Thursday, May 9, 2013

Turf Wars

In the most enlightened theory you've been able to develop to date, story begins in the present moment when two forces have a near miss, each stinging from the adrenaline rush, each imagining the might-have-been of an actual collision.

The story may have had its origin in the past, the so-called backstory, where the two forces had established in greater detail their mutual suspicion and dislike.  Past action calls for compound verb tenses.  Funny how a three-letter word, "had" can serve as a wedge, pushing immediacy back, pushing contact with the present-time part of the story into the distance.

Two or more are required to bring story where it belongs, into the immediate present, so the characters and the readers can sense the tension, the chemistry, if any, the rancor.  One character alone can only think.  Some of the better actors can convey thought and inner turmoil with a raise of a brow, a facial smudge, a gasp, a pause, but the reader and an audience need to see the source, the trigger for the moue of response.

Thus at least two characters are necessary to engage in what is a turf war, with the stakes apparent.

Most of the better remembered stories start with two or more characters who set foot on stage with their own internal turf war raging, thus the opposing forces are complicated before the story engages, the tidal nature of emotions in flux, the pressures and chemistry in exponential flux.

We writers, at least those of us who read with the same compelling needs as those causing us to write, are fighting a similar turf war between the landscape of reality and the simulacrum we make of it within the forge of our imagination, heated to combustion point by a spectrum of motives and emotions.  Those of us who have the luxury to compose five or six hours a day, regardless of the number of pages resulting, have a distinct advantage over those of us who can manage to shoehorn in only one or two hours a day.

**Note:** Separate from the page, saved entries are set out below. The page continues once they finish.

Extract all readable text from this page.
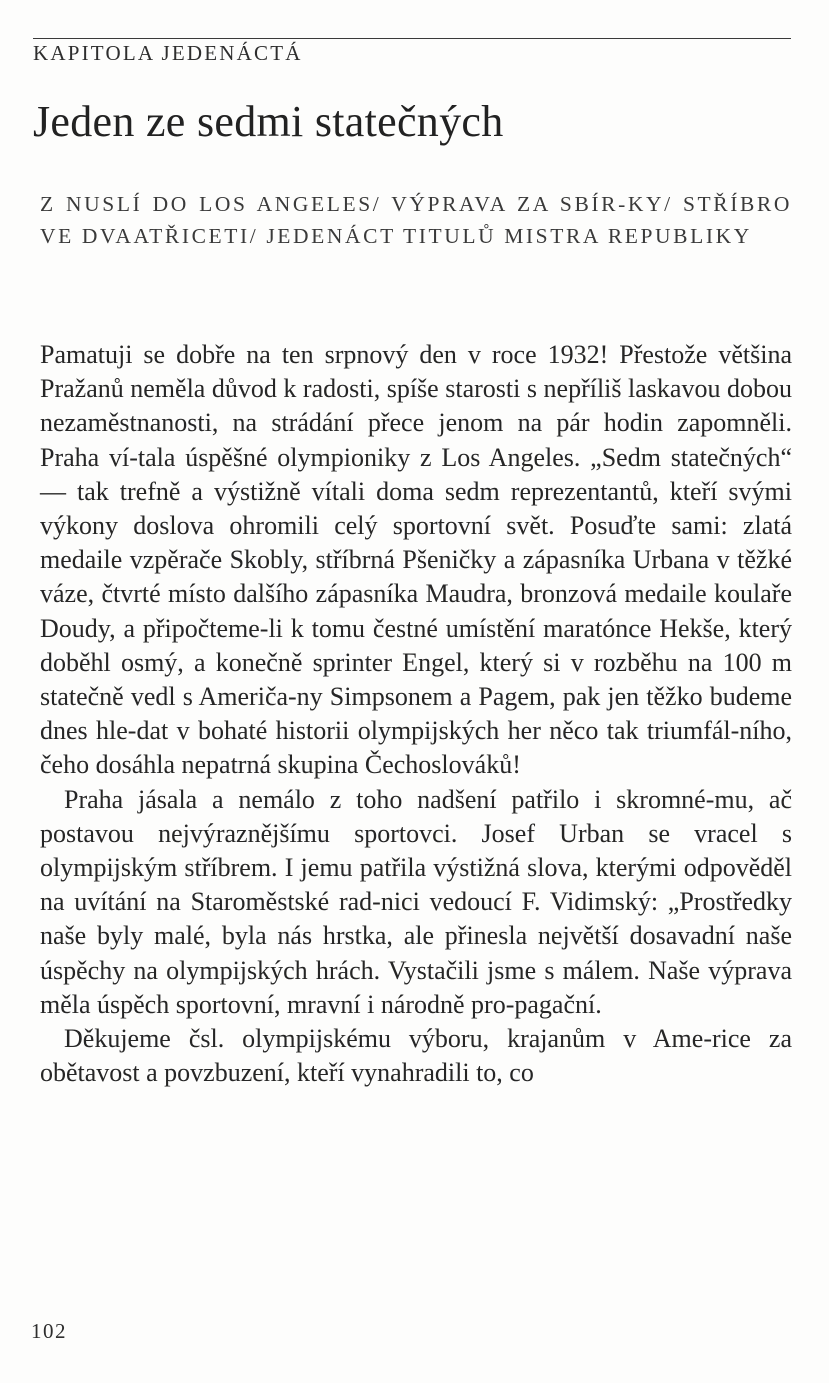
KAPITOLA JEDENÁCTÁ
Jeden ze sedmi statečných
Z NUSLÍ DO LOS ANGELES/ VÝPRAVA ZA SBÍR-KY/ STŘÍBRO VE DVAATŘICETI/ JEDENÁCT TITULŮ MISTRA REPUBLIKY

Pamatuji se dobře na ten srpnový den v roce 1932! Přestože většina Pražanů neměla důvod k radosti, spíše starosti s nepříliš laskavou dobou nezaměstnanosti, na strádání přece jenom na pár hodin zapomněli. Praha ví-tala úspěšné olympioniky z Los Angeles. „Sedm statečných“ — tak trefně a výstižně vítali doma sedm reprezentantů, kteří svými výkony doslova ohromili celý sportovní svět. Posuďte sami: zlatá medaile vzpěrače Skobly, stříbrná Pšeničky a zápasníka Urbana v těžké váze, čtvrté místo dalšího zápasníka Maudra, bronzová medaile koulaře Doudy, a připočteme-li k tomu čestné umístění maratónce Hekše, který doběhl osmý, a konečně sprinter Engel, který si v rozběhu na 100 m statečně vedl s Američa-ny Simpsonem a Pagem, pak jen těžko budeme dnes hle-dat v bohaté historii olympijských her něco tak triumfál-ního, čeho dosáhla nepatrná skupina Čechoslováků!

Praha jásala a nemálo z toho nadšení patřilo i skromné-mu, ač postavou nejvýraznějšímu sportovci. Josef Urban se vracel s olympijským stříbrem. I jemu patřila výstižná slova, kterými odpověděl na uvítání na Staroměstské rad-nici vedoucí F. Vidimský: „Prostředky naše byly malé, byla nás hrstka, ale přinesla největší dosavadní naše úspěchy na olympijských hrách. Vystačili jsme s málem. Naše výprava měla úspěch sportovní, mravní i národně pro-pagační.

Děkujeme čsl. olympijskému výboru, krajanům v Ame-rice za obětavost a povzbuzení, kteří vynahradili to, co

102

Imagine having found access to your voice, to your vision of the universe and its inhabitants, and then, like Franz Kafka, for instance, having a family in need of emotional and financial care to the point where he could only spend an hour or two a day in his preferred landscape as opposed to the time with his parents and sister as well as his job.

Imagine having hand-built a splendid tree house study, the workplace of your dreams, then having to fight to get an hour to spare in it, needing the other twenty-three to cope with quotidian things.

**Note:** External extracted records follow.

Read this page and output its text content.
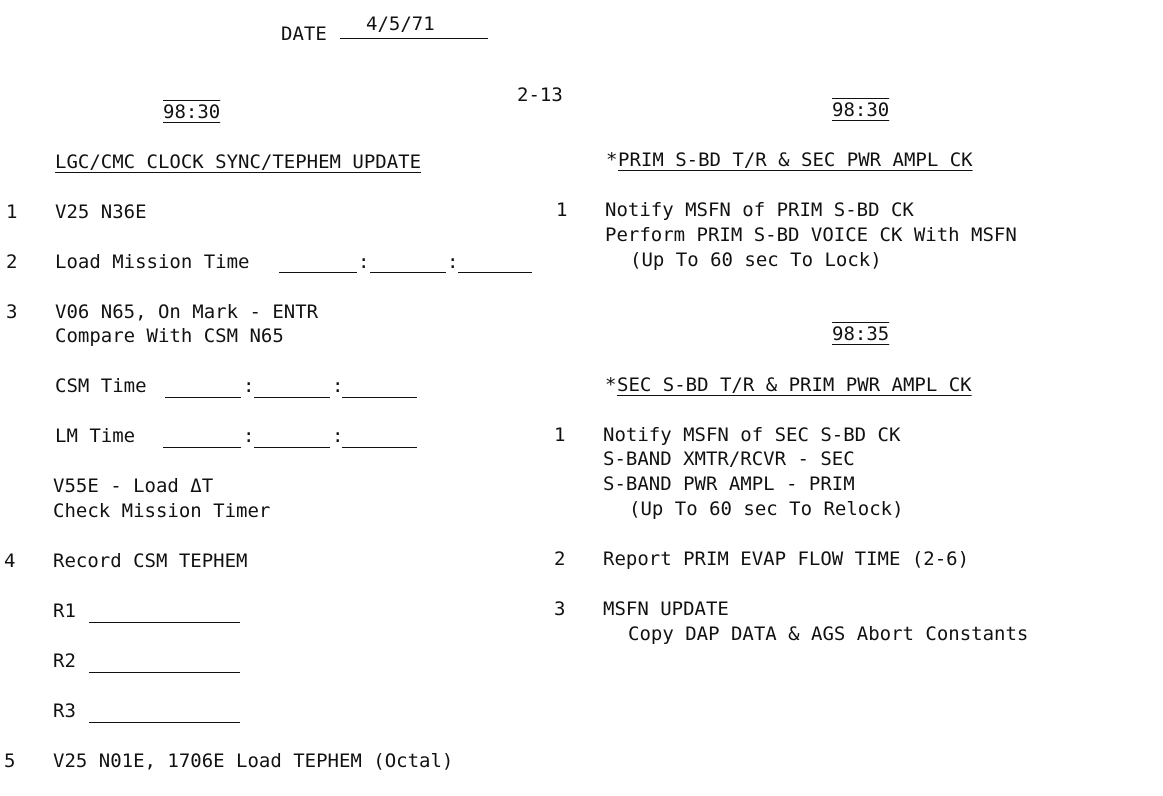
DATE 4/5/71
2-13
98:30
LGC/CMC CLOCK SYNC/TEPHEM UPDATE
1 V25 N36E
2 Load Mission Time	:	:
3 V06 N65, On Mark - ENTR
Compare With CSM N65
CSM Time	:	:
LM Time	:	:
V55E - Load ΔT
Check Mission Timer
4 Record CSM TEPHEM
R1
R2
R3
5 V25 N01E, 1706E Load TEPHEM (Octal)
98:30
* PRIM S-BD T/R & SEC PWR AMPL CK
1 Notify MSFN of PRIM S-BD CK
Perform PRIM S-BD VOICE CK With MSFN
(Up To 60 sec To Lock)
98:35
* SEC S-BD T/R & PRIM PWR AMPL CK
1 Notify MSFN of SEC S-BD CK
S-BAND XMTR/RCVR - SEC
S-BAND PWR AMPL - PRIM
(Up To 60 sec To Relock)
2 Report PRIM EVAP FLOW TIME (2-6)
3 MSFN UPDATE
Copy DAP DATA & AGS Abort Constants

In all probability, you'd be spending moments on end within that study, if only in daydream, but it would be time away from real life and real life relationships, thus the waging of a serious existential turf war.

Imagine having found a splendid novel or collection of stories or along, narrative poem, then having the additional turf war of the decision to read or to work on the story burning itself into the soft matter of one's imagination.

These internal turf wars produce within us a sense of tension at once terrible and yet sublime; the sense is the raw material of drama, the sharp pulse of story, throbbing away, informing the length and cadence of our sentences, the snap of our dialogue, the edge and perspective of our characters' visions as they ply their agenda.

The battle for territory has been a focal point during our history as a species, some warring elements being questions of ownership, usage, hunting, agriculture, fence or no fence, and of course water rights.  An adjunct attitude has been the dream of each individual wishing to own a small piece of turf, a place to grow some crops or raise some animals or write some books.  Ownership ties us to the landscape, raising the lure of travel.  The writer travels in his or her mind.  Your argument holds the writer as the better tourist than the traveler or vacationer; the writer makes reality better or worse than it is.  Good or grim or mawkish as the actual landscape, the fictional turf is incrementally better or worse, more mawkish, more filled with tourists and tourist junk than in reality, more productive of sterling characters or truly despicable ones than your average tour.

The great source of emotional story material for the writer begins with the awareness of the internal turf wars, recognizing them for what they are, then bringing them to life as the force fields and bundles of energy we have in mind when we speak of characters.